- The Washington Times - Tuesday, February 19, 2008

ISLAMABAD, Pakistan — The Pakistan Peoples Party of slain former Prime Minister Benazir Bhutto, one of the two big opponents of President Pervez Musharraf, was set to capture the largest number of seats in the National Assembly today, putting it in a position to form a strong coalition government with the second largest, the Pakistan Muslim League-N of Nawaz Sharif.

A day after the polling ended, the PPP surged ahead by midmorning, capturing 87 seats of the 272 up for grabs in the lower house of parliament, putting it ahead of the PML-N, which took 66. Unofficial results from some 10 districts were still to come in after dusk had already descended.

The Pakistan Muslim League-Q, which supported Mr.
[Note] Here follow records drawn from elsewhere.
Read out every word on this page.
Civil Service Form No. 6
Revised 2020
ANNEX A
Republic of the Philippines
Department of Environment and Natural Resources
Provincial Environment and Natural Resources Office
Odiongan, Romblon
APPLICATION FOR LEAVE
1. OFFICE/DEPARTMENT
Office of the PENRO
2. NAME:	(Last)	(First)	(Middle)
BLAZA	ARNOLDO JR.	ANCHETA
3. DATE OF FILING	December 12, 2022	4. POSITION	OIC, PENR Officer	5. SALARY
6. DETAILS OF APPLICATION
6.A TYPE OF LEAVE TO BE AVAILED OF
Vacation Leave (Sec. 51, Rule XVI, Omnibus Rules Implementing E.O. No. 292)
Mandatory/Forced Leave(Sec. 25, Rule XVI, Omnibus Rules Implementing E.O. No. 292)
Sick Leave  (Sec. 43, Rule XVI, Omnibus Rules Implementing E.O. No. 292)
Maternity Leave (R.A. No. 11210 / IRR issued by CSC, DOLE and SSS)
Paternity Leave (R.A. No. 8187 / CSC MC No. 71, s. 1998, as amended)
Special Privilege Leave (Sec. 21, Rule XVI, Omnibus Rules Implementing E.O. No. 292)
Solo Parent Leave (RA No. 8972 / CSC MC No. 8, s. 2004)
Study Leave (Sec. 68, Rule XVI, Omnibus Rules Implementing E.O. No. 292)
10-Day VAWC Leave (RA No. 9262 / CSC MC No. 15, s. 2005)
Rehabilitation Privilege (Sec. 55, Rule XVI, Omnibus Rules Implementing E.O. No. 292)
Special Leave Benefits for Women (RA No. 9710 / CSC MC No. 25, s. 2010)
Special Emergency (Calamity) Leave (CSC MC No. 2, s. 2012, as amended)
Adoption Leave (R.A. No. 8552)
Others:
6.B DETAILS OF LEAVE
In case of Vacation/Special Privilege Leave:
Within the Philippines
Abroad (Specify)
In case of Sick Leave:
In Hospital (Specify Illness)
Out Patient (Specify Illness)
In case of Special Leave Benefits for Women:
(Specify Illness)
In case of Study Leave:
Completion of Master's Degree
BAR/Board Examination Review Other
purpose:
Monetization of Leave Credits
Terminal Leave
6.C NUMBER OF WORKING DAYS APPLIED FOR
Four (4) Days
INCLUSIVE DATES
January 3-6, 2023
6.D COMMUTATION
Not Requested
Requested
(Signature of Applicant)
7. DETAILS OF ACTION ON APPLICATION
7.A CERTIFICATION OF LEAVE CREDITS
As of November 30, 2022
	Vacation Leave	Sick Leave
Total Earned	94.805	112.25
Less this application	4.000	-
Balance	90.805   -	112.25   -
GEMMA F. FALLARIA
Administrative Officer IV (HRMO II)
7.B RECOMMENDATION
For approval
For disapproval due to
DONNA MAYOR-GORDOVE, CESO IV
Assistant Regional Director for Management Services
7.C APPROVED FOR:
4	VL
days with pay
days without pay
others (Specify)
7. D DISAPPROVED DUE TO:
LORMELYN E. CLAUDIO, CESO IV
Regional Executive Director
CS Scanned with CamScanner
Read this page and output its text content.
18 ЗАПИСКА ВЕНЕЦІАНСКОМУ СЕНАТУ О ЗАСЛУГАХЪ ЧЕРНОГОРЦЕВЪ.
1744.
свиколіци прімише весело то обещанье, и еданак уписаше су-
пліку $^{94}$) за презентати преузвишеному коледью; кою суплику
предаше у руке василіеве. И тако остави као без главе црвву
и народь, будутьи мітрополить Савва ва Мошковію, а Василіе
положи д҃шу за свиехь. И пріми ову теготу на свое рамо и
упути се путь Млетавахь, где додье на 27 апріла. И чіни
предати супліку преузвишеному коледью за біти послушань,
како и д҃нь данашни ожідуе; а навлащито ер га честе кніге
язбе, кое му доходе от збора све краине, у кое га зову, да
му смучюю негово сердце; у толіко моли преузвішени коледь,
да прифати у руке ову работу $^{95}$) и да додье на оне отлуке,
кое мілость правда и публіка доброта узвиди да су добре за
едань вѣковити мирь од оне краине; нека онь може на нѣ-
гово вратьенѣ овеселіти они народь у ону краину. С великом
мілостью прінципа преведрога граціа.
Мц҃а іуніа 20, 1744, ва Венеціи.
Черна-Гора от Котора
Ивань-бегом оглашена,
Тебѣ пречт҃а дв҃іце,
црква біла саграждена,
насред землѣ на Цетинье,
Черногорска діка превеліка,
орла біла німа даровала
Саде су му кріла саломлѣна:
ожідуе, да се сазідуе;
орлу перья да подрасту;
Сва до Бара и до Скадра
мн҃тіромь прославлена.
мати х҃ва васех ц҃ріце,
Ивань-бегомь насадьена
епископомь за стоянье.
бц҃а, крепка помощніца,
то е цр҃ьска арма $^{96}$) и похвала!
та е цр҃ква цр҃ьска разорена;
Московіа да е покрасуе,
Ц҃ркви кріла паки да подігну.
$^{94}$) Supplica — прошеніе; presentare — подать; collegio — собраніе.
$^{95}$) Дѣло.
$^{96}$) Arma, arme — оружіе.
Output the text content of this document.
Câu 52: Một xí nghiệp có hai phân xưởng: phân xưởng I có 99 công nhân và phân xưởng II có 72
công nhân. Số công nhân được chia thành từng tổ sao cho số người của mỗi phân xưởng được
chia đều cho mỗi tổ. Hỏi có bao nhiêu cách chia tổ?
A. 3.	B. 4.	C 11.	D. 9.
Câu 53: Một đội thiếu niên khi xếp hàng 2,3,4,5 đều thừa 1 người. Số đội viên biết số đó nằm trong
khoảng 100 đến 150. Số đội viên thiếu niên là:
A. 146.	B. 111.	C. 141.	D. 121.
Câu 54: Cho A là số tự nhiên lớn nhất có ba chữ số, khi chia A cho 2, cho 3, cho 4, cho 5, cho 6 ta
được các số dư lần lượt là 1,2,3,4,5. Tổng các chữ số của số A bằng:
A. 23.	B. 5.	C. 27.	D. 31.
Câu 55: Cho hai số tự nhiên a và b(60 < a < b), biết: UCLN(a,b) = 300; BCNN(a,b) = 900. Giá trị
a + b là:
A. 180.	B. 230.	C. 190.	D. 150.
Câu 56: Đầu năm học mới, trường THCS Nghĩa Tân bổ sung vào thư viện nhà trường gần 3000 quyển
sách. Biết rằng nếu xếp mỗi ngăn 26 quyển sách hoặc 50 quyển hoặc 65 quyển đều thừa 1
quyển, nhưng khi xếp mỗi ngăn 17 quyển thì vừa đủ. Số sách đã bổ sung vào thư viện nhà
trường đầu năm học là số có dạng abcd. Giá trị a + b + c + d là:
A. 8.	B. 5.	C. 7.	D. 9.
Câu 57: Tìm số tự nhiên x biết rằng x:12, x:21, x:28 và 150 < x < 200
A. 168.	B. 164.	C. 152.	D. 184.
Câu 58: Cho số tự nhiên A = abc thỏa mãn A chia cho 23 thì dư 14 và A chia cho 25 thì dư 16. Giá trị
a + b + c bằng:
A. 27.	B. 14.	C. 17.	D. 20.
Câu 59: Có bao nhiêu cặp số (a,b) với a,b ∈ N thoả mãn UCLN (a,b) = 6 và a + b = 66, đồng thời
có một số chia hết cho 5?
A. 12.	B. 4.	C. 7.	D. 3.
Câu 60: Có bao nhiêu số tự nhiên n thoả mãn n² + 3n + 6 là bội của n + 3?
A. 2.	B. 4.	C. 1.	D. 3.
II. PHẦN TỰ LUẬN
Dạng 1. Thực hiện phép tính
Musharraf for the past five years, ended in a poor third position with 38 seats, and conceded defeat.

Official results are expected to be announced within the next two days.

The unofficial results put PPP leader Asif Ali Zardari, the widower of Mrs. Bhutto, in a position to form a coalition government with Mr. Sharif of the PML-N, also a former prime minister. Together the two leaders now control at least 153 seats in the lower house, well above the 137 needed for a simple majority, but short of the two-thirds majority they would need to amend the constitution.

Mr. Zardari met with his top party leaders in Islamabad, and later told reporters he would hold discussions with Mr. Sharif and Asfandyar Wali Khan, who heads the Awami National Party (ANP), which won 10 seats, mainly in the violence-torn North West Frontier Province and Baluchistan close to the Afghan border.

Mr. Sharif, meanwhile, told reporters his party was sticking by its agenda to restore democracy and the rule of law to Pakistan.

“We hope that democracy, the rule of law, the supremacy of the constitution and the independence of the judiciary will prevail,” he said.

Speaking in Urdu interspersed with English, he said, “We invite the democratic forces to come sit together with us” and work for a better future for Pakistan.

Mr. Zardari said he would talk to leaders of other parties and attempt to form a “government of consensus,” but one of the conditions he set for other parties joining the PPP-led coalition would be they should be ready to support his call for a probe into the Dec. 27 assassination of Mrs. Bhutto.

He is expected to meet with Mr. Sharif on Thursday, by which time the final official results of yesterday’s election are expected to be announced. Mr. Zardari already appears to support Mr. Sharif’s call for the release of 60-odd superior court judges who have been under house arrest since Nov. 3, when Mr. Musharraf declared a state of emergency.

For his part, pro-Musharraf PML-Q leader Pervez Elahi told reporters he was ready to work in the opposition.

Mr. Musharraf took credit for “conducting free and fair elections,” but was likely to be weakened if the winning parties pressed ahead with attempts to amend the constitution or impeach him.

As it stands, the constitution gives Mr. Musharraf power to dismiss parliament at will, and in order to change the country’s basic law, Mr. Zardari and Mr. Sharif would need to garner at least 182 seats in the National Assembly.

The two parties would need to woo smaller parties and independents to secure the 30 additional votes to win absolute majority. These parties include the Mutahida Qaumi Movement (MQM), which as of now holds 19 seats, mainly from Karachi and southern Sindh, and the ANP. So far, independents have captured a total of 26 seats, and five small parties hold nine seats.

The MQM, which worked with the pro-Musharraf PML-Q over the past five years, was one of the first to offer its support to the new winners.